Flanked by people who he said have benefitted from the Affordable Care Act so far, President Barack Obama acknowledged on Monday the problems and glitches that have plagued the law’s rollout.
“There’s no sugar-coating it,” Obama said at an event in the Rose Garden of the White House, referring to the disastrous rollout of HealthCare.gov, the federal website where consumers have had anything but a smooth time signing up for health insurance.
“No one is more frustrated than I am.”
While acknowledging the problems with the website, Obama hailed the parts of the law that have already helped the 13 people that joined him onstage in the Rose Garden.
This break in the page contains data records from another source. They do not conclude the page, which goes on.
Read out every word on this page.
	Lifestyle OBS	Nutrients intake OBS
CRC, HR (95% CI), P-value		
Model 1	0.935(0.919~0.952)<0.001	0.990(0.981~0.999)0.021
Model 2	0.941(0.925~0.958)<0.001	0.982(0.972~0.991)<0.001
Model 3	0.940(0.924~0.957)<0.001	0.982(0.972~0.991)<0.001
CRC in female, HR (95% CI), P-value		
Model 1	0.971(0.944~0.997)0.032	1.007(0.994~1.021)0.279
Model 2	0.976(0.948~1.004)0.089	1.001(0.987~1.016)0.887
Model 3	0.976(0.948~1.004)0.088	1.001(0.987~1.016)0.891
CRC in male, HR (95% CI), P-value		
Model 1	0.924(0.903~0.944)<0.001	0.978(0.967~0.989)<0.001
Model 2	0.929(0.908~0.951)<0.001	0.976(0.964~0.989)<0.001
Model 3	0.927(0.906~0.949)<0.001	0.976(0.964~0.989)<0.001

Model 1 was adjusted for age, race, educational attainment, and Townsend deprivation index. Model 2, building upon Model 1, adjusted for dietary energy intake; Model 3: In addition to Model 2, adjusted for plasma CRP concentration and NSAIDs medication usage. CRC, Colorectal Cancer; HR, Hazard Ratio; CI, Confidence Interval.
At times he defiantly said that the website is “gonna get fixed.” He didn’t provide many specifics on that point, other than noting that people will be working overtime to fix it and that the White House will bring in outside experts — a “tech surge,” as he said.
He used a slew of metaphors in an attempt to prove his points, saying that he “wants the cash registers to work” — but that health insurance will ultimately be available to everyone who needs it, unlike the “latest PlayStation or flat-screen TVs.”
And he took the usual jabs at Republicans who he complained were trying to dismantle the law, like in the episode of the recent 16-day federal government shutdown. He even said that in some cases, it’s “exceeding expectations” — a comment that drew scrutiny.
“The point is the essence of the law, the health insurance that’s available to people, is working just fine. In some cases, actually, it’s exceeding expectations. The prices are lower than we expected. The choice is greater than we expected,” Obama said.
“But the problem has been that the website that’s supposed to make it easy to apply for and purchase the insurance is not working the way it should for everybody. … Precisely because the product is good, I want the cash registers to work, I want the checkout lines to be smooth, so I want people to be able to get this great product. And there’s no excuse for the problems. And these problems are getting fixed.”
Obama’s speech drew immediate criticism from both the left and right flanks. The Washington Post’s Ezra Klein said the speech was almost identical to one he could have given if the launch’s rollout had gone smoothly.
In a statement, House Majority Leader Eric Cantor (R-Va.) said that the law’s problems went beyond a simple “website failure.”
“Obamacare’s problem is larger than a website failure, and it will take more than a ‘tech surge’ to fix it. The website does serve as stark evidence that the federal government is ill-equipped to centrally manage our nation’s health care,” Cantor said.